Zooming out on the dance floor
While most of this work focuses on NEAT1 and paraspeckles, let’s not lose sight of the big picture: Huntingtin interacts with RNA! NEAT1 was just one of up to 571 RNAs the researchers found that may interact with Huntingtin, many of which were involved in important activities like producing energy. Future studies are needed to examine how Huntingtin might affect these other RNAs just as this study analysed NEAT1. For example, if Huntingtin is important for NEAT1 stability, could Huntingtin stabilize other important RNAs?

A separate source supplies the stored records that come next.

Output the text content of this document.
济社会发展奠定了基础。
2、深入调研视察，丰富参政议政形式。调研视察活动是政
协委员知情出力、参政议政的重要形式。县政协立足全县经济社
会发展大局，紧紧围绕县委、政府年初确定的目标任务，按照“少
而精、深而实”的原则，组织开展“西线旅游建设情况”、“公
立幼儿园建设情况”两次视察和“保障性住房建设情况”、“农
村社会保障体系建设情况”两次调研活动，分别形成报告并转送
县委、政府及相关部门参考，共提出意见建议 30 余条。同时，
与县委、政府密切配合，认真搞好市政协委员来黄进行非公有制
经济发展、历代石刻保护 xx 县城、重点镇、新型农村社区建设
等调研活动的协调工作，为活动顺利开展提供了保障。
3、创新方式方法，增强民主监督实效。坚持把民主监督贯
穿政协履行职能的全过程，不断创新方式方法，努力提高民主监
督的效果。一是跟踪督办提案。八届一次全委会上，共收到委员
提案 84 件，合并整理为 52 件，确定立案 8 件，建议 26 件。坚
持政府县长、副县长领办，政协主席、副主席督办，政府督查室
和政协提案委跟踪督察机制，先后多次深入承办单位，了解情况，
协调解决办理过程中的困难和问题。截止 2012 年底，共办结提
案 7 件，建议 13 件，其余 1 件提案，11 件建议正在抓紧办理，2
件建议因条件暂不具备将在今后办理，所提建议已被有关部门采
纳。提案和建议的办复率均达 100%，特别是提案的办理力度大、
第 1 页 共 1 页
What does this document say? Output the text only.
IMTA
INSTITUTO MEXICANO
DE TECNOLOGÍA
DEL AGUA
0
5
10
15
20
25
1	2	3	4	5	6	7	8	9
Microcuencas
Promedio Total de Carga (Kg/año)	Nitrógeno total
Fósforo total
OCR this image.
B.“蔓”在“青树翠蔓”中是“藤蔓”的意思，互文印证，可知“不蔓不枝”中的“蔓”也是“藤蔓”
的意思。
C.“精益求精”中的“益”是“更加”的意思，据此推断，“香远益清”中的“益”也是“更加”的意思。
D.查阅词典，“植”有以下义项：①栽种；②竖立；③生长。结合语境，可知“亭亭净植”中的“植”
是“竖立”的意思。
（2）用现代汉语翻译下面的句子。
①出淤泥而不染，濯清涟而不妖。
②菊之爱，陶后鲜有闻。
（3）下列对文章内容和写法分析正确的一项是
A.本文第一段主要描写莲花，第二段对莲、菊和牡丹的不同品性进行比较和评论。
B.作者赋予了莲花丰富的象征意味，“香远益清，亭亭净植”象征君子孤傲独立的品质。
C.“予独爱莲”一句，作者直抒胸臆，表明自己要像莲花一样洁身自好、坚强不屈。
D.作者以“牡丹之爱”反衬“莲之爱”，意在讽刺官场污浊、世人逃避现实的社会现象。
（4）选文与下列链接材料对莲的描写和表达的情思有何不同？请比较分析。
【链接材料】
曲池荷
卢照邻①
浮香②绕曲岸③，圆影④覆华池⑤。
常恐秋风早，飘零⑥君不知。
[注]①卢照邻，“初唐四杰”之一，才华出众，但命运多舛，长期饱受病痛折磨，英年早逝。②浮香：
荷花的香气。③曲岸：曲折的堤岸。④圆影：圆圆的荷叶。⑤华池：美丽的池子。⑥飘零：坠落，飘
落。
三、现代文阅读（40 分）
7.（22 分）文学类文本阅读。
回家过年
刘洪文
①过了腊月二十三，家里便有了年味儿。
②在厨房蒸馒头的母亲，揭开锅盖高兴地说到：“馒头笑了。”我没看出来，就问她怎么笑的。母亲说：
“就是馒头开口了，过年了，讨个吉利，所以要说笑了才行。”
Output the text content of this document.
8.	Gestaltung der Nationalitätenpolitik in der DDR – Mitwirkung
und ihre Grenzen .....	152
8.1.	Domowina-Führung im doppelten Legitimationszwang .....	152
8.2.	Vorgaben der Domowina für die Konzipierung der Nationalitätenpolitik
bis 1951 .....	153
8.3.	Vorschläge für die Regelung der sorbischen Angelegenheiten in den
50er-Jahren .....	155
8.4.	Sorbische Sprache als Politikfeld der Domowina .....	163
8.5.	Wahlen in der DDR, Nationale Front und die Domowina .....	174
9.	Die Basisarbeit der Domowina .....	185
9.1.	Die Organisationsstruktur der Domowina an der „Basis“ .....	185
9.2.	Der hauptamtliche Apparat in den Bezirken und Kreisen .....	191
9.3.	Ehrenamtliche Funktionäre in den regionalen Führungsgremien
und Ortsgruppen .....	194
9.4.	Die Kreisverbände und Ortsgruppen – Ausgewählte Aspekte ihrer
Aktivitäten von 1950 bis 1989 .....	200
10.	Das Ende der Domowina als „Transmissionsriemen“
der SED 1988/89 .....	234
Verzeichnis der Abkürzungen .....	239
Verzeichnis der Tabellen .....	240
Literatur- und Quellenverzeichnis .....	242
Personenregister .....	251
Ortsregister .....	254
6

Let’s think therapeutics – where does this research get us? First of all, this study will certainly motivate additional research into Huntingtin’s RNA connection. And, if an interaction between any specific RNA and Huntingtin were found to be harmful or beneficial, then small molecules that influence that partnership could be designed. In the elaborate choreography of cellular processes, finding the right molecular dance partners is like playing the perfect song – it can set the stage for a harmonious performance or prevent a misstep that disrupts the entire routine.